Talking to insiders, there’s a sense of optimism about the future, particularly the opportunities in innovation, product development and VR. The Amsterdam HQ of creative digital production house MediaMonks has produced several global VR projects, including Samsung’s DISCOVR the World. Its head of film, Rogier Schalken, says they have “some really cool things in development right now – it [VR] is definitely going to be the next big step for us.”
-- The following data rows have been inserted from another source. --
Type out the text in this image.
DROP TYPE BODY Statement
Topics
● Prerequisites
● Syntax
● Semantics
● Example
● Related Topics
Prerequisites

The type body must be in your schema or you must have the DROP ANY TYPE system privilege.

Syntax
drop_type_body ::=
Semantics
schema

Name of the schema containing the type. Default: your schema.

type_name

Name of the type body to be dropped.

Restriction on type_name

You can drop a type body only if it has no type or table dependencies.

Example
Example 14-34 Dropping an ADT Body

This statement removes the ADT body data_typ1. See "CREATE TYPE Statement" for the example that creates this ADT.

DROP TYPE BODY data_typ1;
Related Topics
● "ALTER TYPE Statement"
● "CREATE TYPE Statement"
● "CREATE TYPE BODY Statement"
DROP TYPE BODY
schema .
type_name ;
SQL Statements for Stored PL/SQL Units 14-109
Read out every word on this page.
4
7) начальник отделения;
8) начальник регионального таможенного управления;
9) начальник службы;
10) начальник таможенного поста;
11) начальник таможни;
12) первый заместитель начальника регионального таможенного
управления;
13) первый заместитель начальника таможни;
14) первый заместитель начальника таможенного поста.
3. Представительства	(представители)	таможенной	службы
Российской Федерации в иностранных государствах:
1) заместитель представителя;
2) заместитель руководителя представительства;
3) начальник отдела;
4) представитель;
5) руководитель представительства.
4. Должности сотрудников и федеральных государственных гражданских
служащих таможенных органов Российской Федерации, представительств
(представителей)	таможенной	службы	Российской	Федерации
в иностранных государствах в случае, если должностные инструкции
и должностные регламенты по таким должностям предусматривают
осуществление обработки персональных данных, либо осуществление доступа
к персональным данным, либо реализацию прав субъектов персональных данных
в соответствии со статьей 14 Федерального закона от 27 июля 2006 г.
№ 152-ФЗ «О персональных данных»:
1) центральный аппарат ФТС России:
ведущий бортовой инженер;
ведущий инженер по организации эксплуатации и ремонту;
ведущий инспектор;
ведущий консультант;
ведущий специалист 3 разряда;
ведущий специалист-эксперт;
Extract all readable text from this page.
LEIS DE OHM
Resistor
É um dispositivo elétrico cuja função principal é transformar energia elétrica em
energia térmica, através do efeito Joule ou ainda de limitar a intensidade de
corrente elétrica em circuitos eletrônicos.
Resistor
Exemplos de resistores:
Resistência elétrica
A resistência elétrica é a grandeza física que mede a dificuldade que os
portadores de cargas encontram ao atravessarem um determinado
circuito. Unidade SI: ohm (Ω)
And of course, it was a Dutch agency, JWT Amsterdam, that scooped Cannes Lions’ Innovation Agency of the Year in 2016 – though ECD Bas Korsten isn’t resting on his laurels. “If you want to be at the forefront of innovation as an agency, you’ve got to be experimenting and developing stuff yourself, because clients are moving fast as well. [At JWT] what we try and do is not wait for the question to be asked, but to be ahead of the question,” he says.

 

 

“There’s a big transition happening across many industries here – start-ups, technology, design… the whole environment is changing,” adds Korsten’s colleague, innovation director, Emmanuel Flores Elías. Amsterdam might not rival Silicon Valley just yet, but there is a healthy start-up scene and all the tech giants, from Uber to Tesla, Facebook and Google, have a base here. If the ad industry can learn to collaborate with those kinds of companies, says WE ARE Pi’s Amaratunga, rather than “trying to own it all”, creative solutions will flourish.

 

The (Hol)Land of opportunity

Brexit, too, is likely to prove a further boon for Amsterdam, points out W+K’s Bernath, being near the top of the relocation list for UK-based companies seeking a new European base. Coupled with the right strategy over the next two years, this tiny territory could yet topple London in the creative advertising stakes.